On a conscious level, I was not worried about today at all, not from the perspective of actually getting the vaccination. As always I had a slight apprehension about going somewhere new and hoping my Fibromyalgia would be behaving as it was something I had to do and couldn’t just rearrange, like the currently non-existent social events.
Thankfully Michael and I were both booked in together (technically 30 minutes apart but they said we would be seen at the same time, which we were). Everything seemed to be organised well, the staff were friendly and helpful. Although we had a short queue outside we missed the rain and once we were in the building it was mere moments before we went into the cubicle.
They were set up with couple-cubicles so if you were together like us we sat opposite each other. I went first to get it out of the way and I scarcely felt it, it certainly didn’t hurt. Then Michael had his jab and I sat there and that familiar sensation came out of nowhere and washed over me. That whole I am going to faint vibe.
My colour must have changed rapidly because the nurse looked up and asked if I was alright and I had to admit, no, I think I am going to faint. Bless them, everyone lept to action. The administrator in the cubicle dealing with the paperwork was dispatched to get me some water, the nurse yelped for help. I don’t blame her I am no lightweight if the worst had happened.
A young man had beaten me to the fainter’s bed so they decided to put me (squash me, I’ve never seen a wheelchair so narrow!) into a wheelchair and push me to the entrance. Thankfully, as soon as I said I felt faint they said to take my mask off, they were all masked up so it was fine. It always seems strange to go drip white but to be hot and sweating at the same time.
Once we got to the doorway Michael had to nip to the bathroom and a member of staff stayed with me until he returned. They advised that I should stay there for fifteen minutes to make sure I was fine.

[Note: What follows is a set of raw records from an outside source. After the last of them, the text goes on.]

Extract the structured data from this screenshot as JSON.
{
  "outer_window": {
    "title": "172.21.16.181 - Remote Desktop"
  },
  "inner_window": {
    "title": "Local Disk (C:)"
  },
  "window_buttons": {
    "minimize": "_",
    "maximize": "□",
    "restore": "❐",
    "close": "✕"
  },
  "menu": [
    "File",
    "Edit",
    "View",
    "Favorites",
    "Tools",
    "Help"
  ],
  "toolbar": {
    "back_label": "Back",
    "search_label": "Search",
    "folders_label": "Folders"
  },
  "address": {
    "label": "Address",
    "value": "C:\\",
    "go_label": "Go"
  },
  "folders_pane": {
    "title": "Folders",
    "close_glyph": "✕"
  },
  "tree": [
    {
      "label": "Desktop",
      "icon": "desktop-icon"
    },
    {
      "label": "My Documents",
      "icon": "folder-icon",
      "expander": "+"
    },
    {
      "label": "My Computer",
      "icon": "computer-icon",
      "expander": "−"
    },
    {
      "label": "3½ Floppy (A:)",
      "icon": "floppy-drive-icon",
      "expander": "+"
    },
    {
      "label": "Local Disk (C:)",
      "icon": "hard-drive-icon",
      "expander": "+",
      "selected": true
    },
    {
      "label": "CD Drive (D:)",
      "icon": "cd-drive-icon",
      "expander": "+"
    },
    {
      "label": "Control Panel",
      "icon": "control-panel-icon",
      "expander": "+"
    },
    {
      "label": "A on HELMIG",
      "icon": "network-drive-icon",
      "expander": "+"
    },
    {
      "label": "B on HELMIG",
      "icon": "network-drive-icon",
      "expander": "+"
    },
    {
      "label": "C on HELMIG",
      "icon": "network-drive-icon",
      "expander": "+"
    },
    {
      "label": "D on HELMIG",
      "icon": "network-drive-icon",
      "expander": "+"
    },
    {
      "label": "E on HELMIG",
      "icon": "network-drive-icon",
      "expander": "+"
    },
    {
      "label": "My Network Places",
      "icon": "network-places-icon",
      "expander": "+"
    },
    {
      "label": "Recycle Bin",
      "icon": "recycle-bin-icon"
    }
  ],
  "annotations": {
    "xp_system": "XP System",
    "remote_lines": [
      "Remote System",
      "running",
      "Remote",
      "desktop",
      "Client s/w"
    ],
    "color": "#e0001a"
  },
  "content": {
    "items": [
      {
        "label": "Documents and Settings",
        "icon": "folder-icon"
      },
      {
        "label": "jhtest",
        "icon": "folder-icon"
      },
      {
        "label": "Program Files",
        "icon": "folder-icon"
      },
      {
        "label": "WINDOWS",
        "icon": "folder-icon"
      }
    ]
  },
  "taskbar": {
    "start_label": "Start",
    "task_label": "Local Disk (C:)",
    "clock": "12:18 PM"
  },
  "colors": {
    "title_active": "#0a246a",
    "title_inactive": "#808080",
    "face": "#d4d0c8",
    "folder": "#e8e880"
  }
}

While I was sitting there, the young lad who beat me to the fainter’s bed came walking past on his way out and caught my eye and said you too? I nearly hit the deck. An older couple who had gone to their car and waited fifteen minutes before driving came back in because he was feeling faint too – so I guess this is a common event.
After the fifteen minutes, I was feeling quite a bit better by then but the nurse said she would wheel me out to the car. (Michael brought the car closer for this). I’m guessing this was because of the Fibro as the young man walked out. By this point, the arm that received the vaccination was already starting to ache, but that happens after the standard flu jab.
It was recommended that when I go for my follow up jab in June I tell them what happened and ask to receive the jab lying down. That should make things easier.
But however bad this felt, I am still grateful I have received it and will happily rock up for the second dose, in fainting preparedness mode. Strangely enough, I hadn’t even given fainting a second thought. That is usually what happens when blood is taken, not things injected in. Michael said afterwards, he was pretty much expecting it. I guess he really does know me almost better than I know myself!